Bucky's face looked interested for a half a second, much to Steve's obvious horror. "No," the art teacher said loudly. "Absolutely not. What are you thinking?" he asked his boyfriend.

"Maybe I want to show you off," Bucky answered

"To Tony?" Steve responded with disbelief. "There are some things, or at least one thing in particular, that I would like to show off."

"Is it a third nipple?" Tony questioned while looking at Bucky. "Please tell me the Adonis has some hilarious flaw on his body like that."

"No," Bucky answered in a quiet voice. He and Steve shared another glance, but Bucky shook his head. "We're getting out of here. You gonna have a slumber party with your computers?"

"Jealous?" Tony returned as he began walking out of the room.
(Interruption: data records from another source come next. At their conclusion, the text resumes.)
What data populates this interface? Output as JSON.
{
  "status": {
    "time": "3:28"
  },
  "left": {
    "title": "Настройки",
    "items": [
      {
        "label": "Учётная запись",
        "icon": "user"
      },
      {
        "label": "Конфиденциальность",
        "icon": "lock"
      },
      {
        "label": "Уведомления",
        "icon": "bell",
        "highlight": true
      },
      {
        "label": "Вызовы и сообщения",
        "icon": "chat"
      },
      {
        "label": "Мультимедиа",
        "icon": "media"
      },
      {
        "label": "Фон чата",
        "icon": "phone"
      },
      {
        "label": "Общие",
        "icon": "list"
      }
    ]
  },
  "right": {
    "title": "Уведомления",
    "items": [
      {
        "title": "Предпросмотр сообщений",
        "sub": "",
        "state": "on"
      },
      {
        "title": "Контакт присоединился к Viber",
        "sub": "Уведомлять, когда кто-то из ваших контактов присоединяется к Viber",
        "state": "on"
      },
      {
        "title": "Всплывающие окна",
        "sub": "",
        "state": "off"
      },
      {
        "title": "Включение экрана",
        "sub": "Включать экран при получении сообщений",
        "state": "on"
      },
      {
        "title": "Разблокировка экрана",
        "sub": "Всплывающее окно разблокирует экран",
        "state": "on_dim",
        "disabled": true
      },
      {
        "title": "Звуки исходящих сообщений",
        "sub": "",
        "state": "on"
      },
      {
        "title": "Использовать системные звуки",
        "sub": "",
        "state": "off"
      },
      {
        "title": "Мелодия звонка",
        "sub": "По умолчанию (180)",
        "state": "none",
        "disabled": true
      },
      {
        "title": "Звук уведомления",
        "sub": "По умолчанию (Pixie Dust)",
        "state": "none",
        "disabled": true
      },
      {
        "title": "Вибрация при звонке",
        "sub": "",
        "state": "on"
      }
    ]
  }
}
At the door, he spun around. "Hey, you talked to Romanoff this week?"

Bucky shook his head, jaw slightly clinched. "Heard anything from Bruce?"

"No," Tony answered. "He has one more day before I invade his personal space."

"Sure that's a smart move?" Steve asked.

"I think we all know that I don't always make smart moves when it comes to my best friends. It's pathetically how I show my love," Tony replied. "You two kids go home and have fun. Or have fun here and let me record it."

"Good night, Tony," Steve said in a cold tone.

"Seriously," Tony prodded, "you would make my wife so happy."

"Happy or not, I have to look her in the eye when she comes in my classroom looking for art supplies."

"We could just limit it to making out with a little bit of grinding," Bucky suggested.

"Fine," Steve replied as he crossed his arms over his broad chest. "But then I get to tell him about what happened on Tuesday."

Bucky sighed and shook his head. "Have a good night, Tony."